05:52 Donc aujourd'hui, on prend sur nous,
05:54 mais ce n'est quand même pas normal que je travaille 16 heures par jour aujourd'hui.
05:58 Et mes employés font plus d'heures, bon, on les paye bien évidemment,
06:02 mais ce n'est pas logique, nous cet été, c'est deux emplois qu'on n'a pas créés
06:06 et qu'on reporte sur notre travail à nous directement, ce n'est juste plus possible.
06:10 Je ne pourrais pas tenir comme ça physiquement pendant des années.
06:13 Donc il nous faut une solution pérenne,
06:15 cette solution pérenne, c'est la sortie de la reine,
06:18 comme l'a fait le Portugal, comme l'a fait l'Espagne.
06:21 L'État dit non, ce n'est pas possible,
06:23 parce que ça rend compliqué le système pour vendre et acheter de l'électricité.
06:27 C'est un mensonge.
06:28 Avant le système de la reine, on vendait de l'électricité
06:31 et on en achetait quand on en avait besoin,
06:33 ça ne posait aucun problème à personne.

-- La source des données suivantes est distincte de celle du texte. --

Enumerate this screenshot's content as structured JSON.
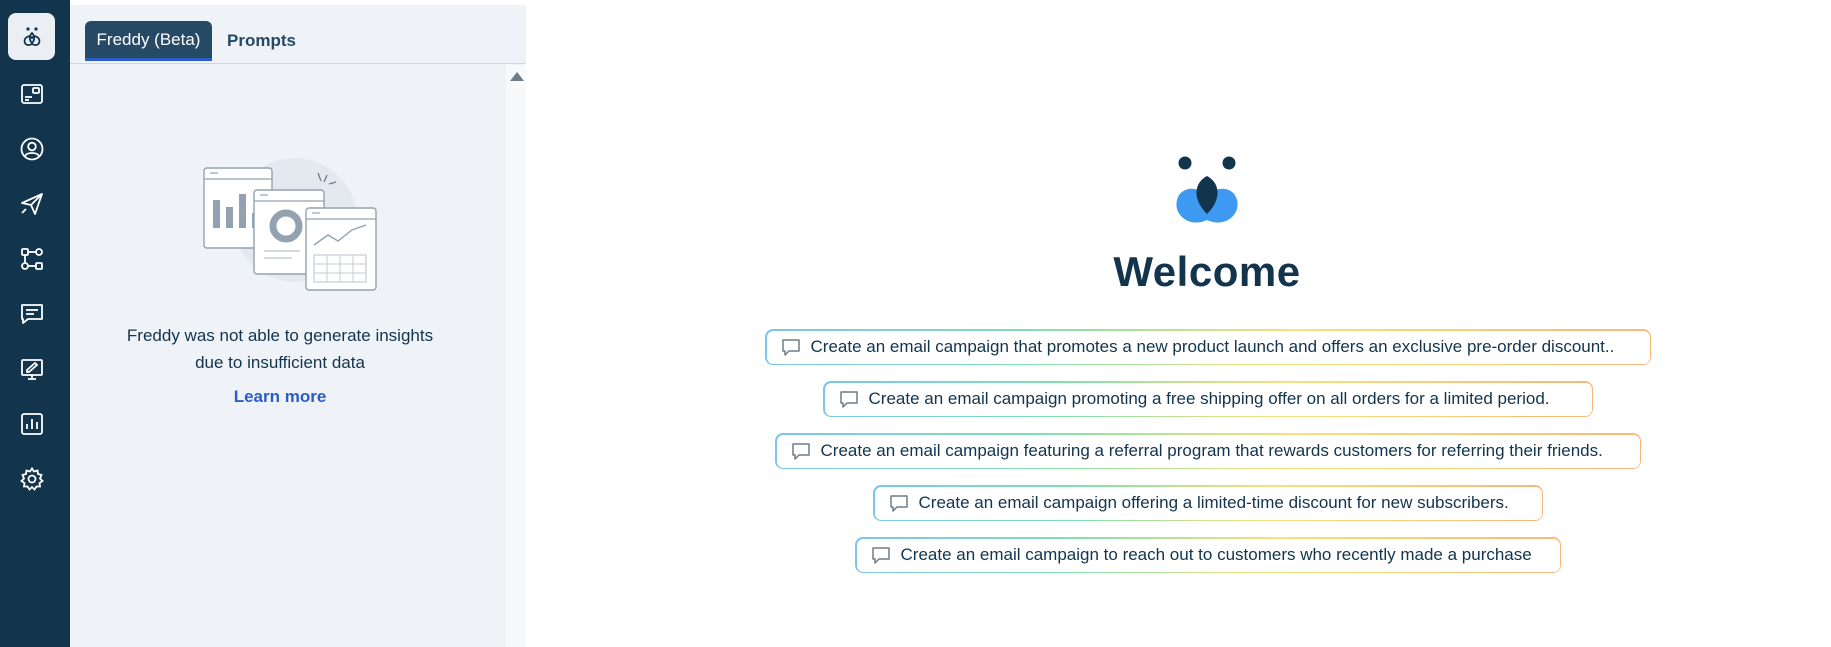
{
  "sidebar": {
    "items": [
      {
        "icon": "freddy-ai-icon",
        "active": true
      },
      {
        "icon": "dashboard-icon",
        "active": false
      },
      {
        "icon": "contacts-icon",
        "active": false
      },
      {
        "icon": "campaigns-icon",
        "active": false
      },
      {
        "icon": "journeys-icon",
        "active": false
      },
      {
        "icon": "messages-icon",
        "active": false
      },
      {
        "icon": "content-editor-icon",
        "active": false
      },
      {
        "icon": "analytics-icon",
        "active": false
      },
      {
        "icon": "settings-icon",
        "active": false
      }
    ]
  },
  "panel": {
    "tabs": [
      "Freddy (Beta)",
      "Prompts"
    ],
    "empty_message": "Freddy was not able to generate insights due to insufficient data",
    "learn_more": "Learn more"
  },
  "main": {
    "welcome": "Welcome",
    "prompts": [
      "Create an email campaign that promotes a new product launch and offers an exclusive pre-order discount..",
      "Create an email campaign promoting a free shipping offer on all orders for a limited period.",
      "Create an email campaign featuring a referral program that rewards customers for referring their friends.",
      "Create an email campaign offering a limited-time discount for new subscribers.",
      "Create an email campaign to reach out to customers who recently made a purchase"
    ]
  },
  "colors": {
    "rail": "#12344d",
    "panel_bg": "#eff3f8",
    "accent": "#2c5cc5",
    "logo_blue": "#3e99f0"
  }
}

06:35 Donc il faut vraiment taper du poing sur la table.
06:38 Nous sommes producteurs d'énergie à environ 60 euros le mégawatt-heure.
06:42 Ce n'est pas logique qu'on nous le vende 180,
06:45 voire plus chez certains fournisseurs au jour d'aujourd'hui.
06:48 Ou à quoi ça sert que nos parents, nos grands-parents
06:51 aient payé la construction de ces usines nucléaires
06:54 pour avoir une industrie qui soit fleurissante,
06:56 ce qui n'est plus le cas aujourd'hui.
06:58 À quoi tout ça a servi ?
07:00 À rien, au nom du marché européen.
07:02 Donc non, nous sommes dans un marché de folie,
07:04 qui est un marché virtuel, il faut qu'on en sorte,
07:07 on n'a pas d'autre solution.
07:08 – Merci Frédéric Roy, on a bien entendu votre appel
07:12 et la possibilité que vous envisagiez,
07:15 une nouvelle manifestation à la rentrée pour interpeller le gouvernement
07:20 encore une fois sur les problèmes qui se posent aux boulangers
07:24 en termes de prix d'électricité et d'énergie,
07:28 et plus généralement à l'ensemble des artisans.
07:30 Merci, bonne journée, merci d'avoir été en ligne ce matin sur l'Union Européenne.